Fault Injection in Production
Making the case for resilience testing
John Allspaw, Etsy
When we build Web infrastructures at Etsy, we aim to make them resilient. This means designing them carefully so that they can sustain their (increasingly critical) operations in the face of failure. Thankfully, there have been a couple of decades and reams of paper spent on researching how fault tolerance and graceful degradation can be brought to computer systems. That helps the cause.
To make sure that the resilience built into Etsy systems is sound and that the systems behave as expected, we have to see the failures being tolerated in production.
Why production? Why not simulate this in a QA or staging environment? First, the existence of any differences in those environments brings uncertainty to the exercise, and second, the risk of not recovering has no consequences during testing, which can bring hidden assumptions into the fault-tolerance design and into recovery. The goal is to reduce uncertainty, not increase it.
Forcing failures to happen, or even designing systems to fail on their own, generally isn't easily sold to management. Engineers are not conditioned to embrace their ability to respond to emergencies; they aim to avoid them altogether. Taking a detailed look at how to respond better to failure is essentially accepting that failure will happen, which you might think is counter to what you want in engineering, or in business.
Take, for example, what you would normally think of as a simple case: the provisioning of a server or cloud instance from zero to production:
- Bare metal (or cloud-compute instance) is made available.
- Base operating system is installed via PXE (preboot execution environment) or machine image.
- Operating-system-level configurations are put into place (via configuration management or machine image).
- Application-level configurations are put into place (via configuration management, app deployment, or machine image).
- Application code is put into place and underlying services are started correctly (via configuration management, app deployment, or machine image).
- Systems integration takes place in the network (load balancers, VLANs, routing, switching, DNS, etc.).
This is probably an oversimplification, and each step or layer is likely to represent a multitude of CPU cycles; disk, network and/or memory operations; and various numbers of software mechanisms. All of these come together to bring a node into production.
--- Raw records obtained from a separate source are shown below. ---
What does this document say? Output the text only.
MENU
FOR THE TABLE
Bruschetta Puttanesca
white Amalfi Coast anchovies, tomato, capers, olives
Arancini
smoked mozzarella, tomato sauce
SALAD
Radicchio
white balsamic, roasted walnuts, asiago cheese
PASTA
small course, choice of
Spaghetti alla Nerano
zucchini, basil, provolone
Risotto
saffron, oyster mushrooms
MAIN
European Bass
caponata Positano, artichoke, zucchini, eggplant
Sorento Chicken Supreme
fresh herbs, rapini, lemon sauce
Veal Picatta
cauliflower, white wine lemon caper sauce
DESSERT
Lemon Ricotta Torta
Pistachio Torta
Operability means that you can have confidence in this node coming into production, possibly joining a cluster, and serving live traffic seamlessly every time it happens. Furthermore, you want and expect to have confidence that if the underlying power, configuration, application, or compute resources (CPU, disk, memory, network, etc.) experience a fault, then you can survive such a fault by some means: allowing the application to degrade gracefully, rebuild itself, take itself out of production, and alert on the specifics of the fault, etc.
This confidence is typically built in a number of ways:
- Hardware burn-in testing. You can run extreme tests on the various hardware components in a node in order to confirm that none of them would experience faults at the onset of load. This may not be necessary or feasible in a cloud-compute instance.
- Unit testing of components. Each service can be easily tested in isolation, and the configuration can be checksummed to ensure it meets expectations.
- Functional testing of integrations. Each execution path (usually based on an application feature) can be explored with some form of automated procedure to assure expected results.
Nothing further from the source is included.